4 octubre 1988

Iniciativa del nuevo rector Gustavo Villapalos, que será criticado desde ABC por Losantos (18-10-1990)

La Universidad Complutense de Madrid condecora al dictador comunista de la Alemania Orienta, Eric Honecker, principal responsable de los crímenes del muro de Berlín

Hechos

El 4 de octubre de 1988 la UCM concedió medalla de honor al presidente de la República Democrática de Alemania, Erich Honecker.

Lecturas

Erick Honecker, cabeza visible del régimen comunista de la Alemania del Este desde 1971, es considerado el arquitecto del Muro de Berlín.

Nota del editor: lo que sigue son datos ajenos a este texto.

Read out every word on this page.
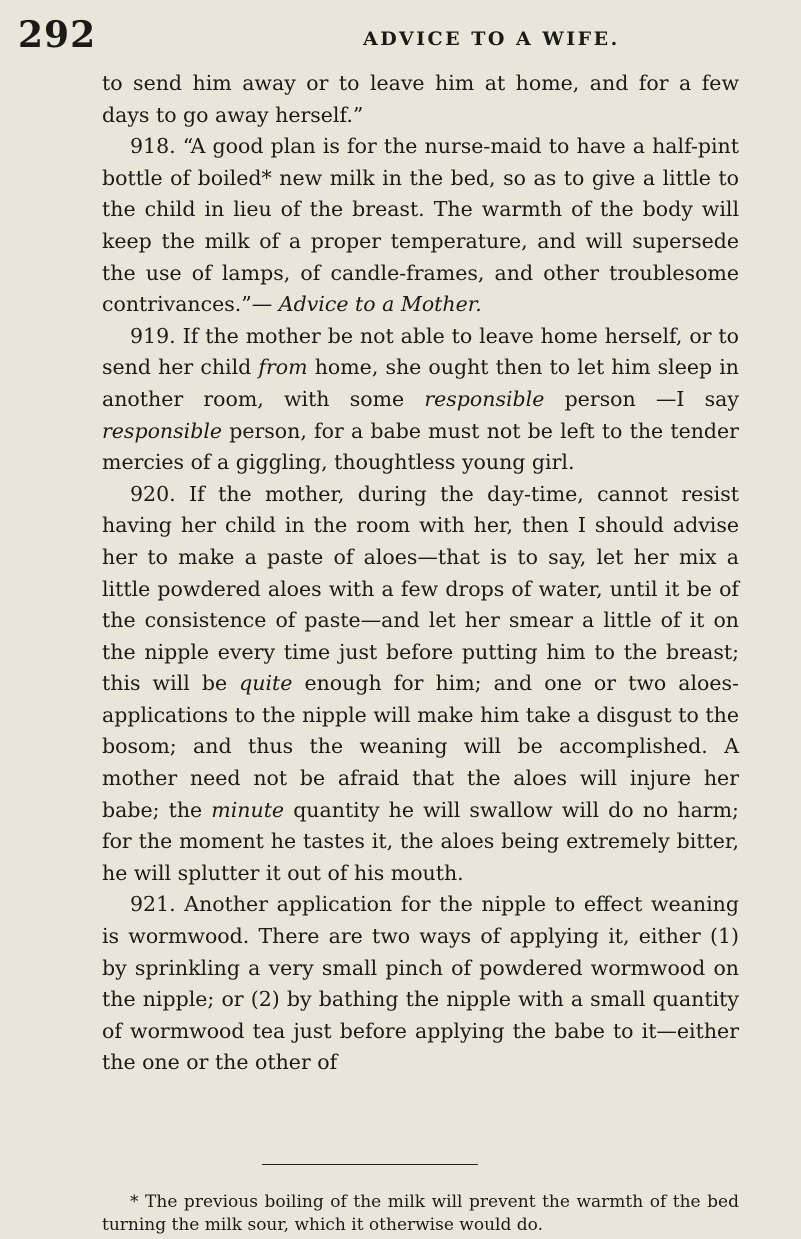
292	ADVICE TO A WIFE.

to send him away or to leave him at home, and for a few days to go away herself.”

918. “A good plan is for the nurse-maid to have a half-pint bottle of boiled* new milk in the bed, so as to give a little to the child in lieu of the breast. The warmth of the body will keep the milk of a proper temperature, and will supersede the use of lamps, of candle-frames, and other troublesome contrivances.”— Advice to a Mother.

919. If the mother be not able to leave home herself, or to send her child from home, she ought then to let him sleep in another room, with some responsible person —I say responsible person, for a babe must not be left to the tender mercies of a giggling, thoughtless young girl.

920. If the mother, during the day-time, cannot resist having her child in the room with her, then I should advise her to make a paste of aloes—that is to say, let her mix a little powdered aloes with a few drops of water, until it be of the consistence of paste—and let her smear a little of it on the nipple every time just before putting him to the breast; this will be quite enough for him; and one or two aloes-applications to the nipple will make him take a disgust to the bosom; and thus the weaning will be accomplished. A mother need not be afraid that the aloes will injure her babe; the minute quantity he will swallow will do no harm; for the moment he tastes it, the aloes being extremely bitter, he will splutter it out of his mouth.

921. Another application for the nipple to effect weaning is wormwood. There are two ways of applying it, either (1) by sprinkling a very small pinch of powdered wormwood on the nipple; or (2) by bathing the nipple with a small quantity of wormwood tea just before applying the babe to it—either the one or the other of

* The previous boiling of the milk will prevent the warmth of the bed turning the milk sour, which it otherwise would do.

Nadie sabía, entonces, que el mandato de Honecker estaba a punto de terminar. 

El Análisis

Medalla con óxido

JF Lamata

El 4 de octubre de 1988, la Universidad Complutense de Madrid, en un arranque de cortesía académica, decidió conceder su medalla de honor a Erich Honecker, presidente de la República Democrática de Alemania. La iniciativa, firmada por el entonces flamante rector Gustavo Villapalos, se presentó como un gesto institucional hacia un jefe de Estado en visita oficial. El problema es que el homenajeado no era precisamente un campeón de la libertad académica, sino el guardián del Muro de Berlín, el hombre que durante años había rubricado órdenes de disparar contra cualquiera que intentara huir del “paraíso” socialista.

Con Honecker, la RDA había perfeccionado un sistema donde el Estado vigilaba al ciudadano hasta en el susurro de sus sueños, con la Stasi como siniestra maquinaria de control. Bajo su mando, más de un centenar de personas murieron tratando de cruzar el Muro, y cientos más en otras zonas fronterizas. Las universidades en su país no eran templos del saber libre, sino fábricas de ideología al servicio del partido único. Resulta difícil imaginar un currículum más alejado del espíritu crítico y la pluralidad que se supone a un campus universitario.

Un año después, el Muro se desplomaba y Honecker se veía obligado a huir, perseguido incluso por sus antiguos camaradas. La medalla de la Complutense, entonces, se transformó en un incómodo recordatorio de cómo la diplomacia de salón puede nublar la memoria y la coherencia. Hoy, ese galardón figura en la lista de condecoraciones que las instituciones preferirían enterrar bajo siete llaves… o al menos, bajo unas cuantas capas de polvo en los archivos. Porque hay honores que, más que brillar, se oxidan con el paso del tiempo.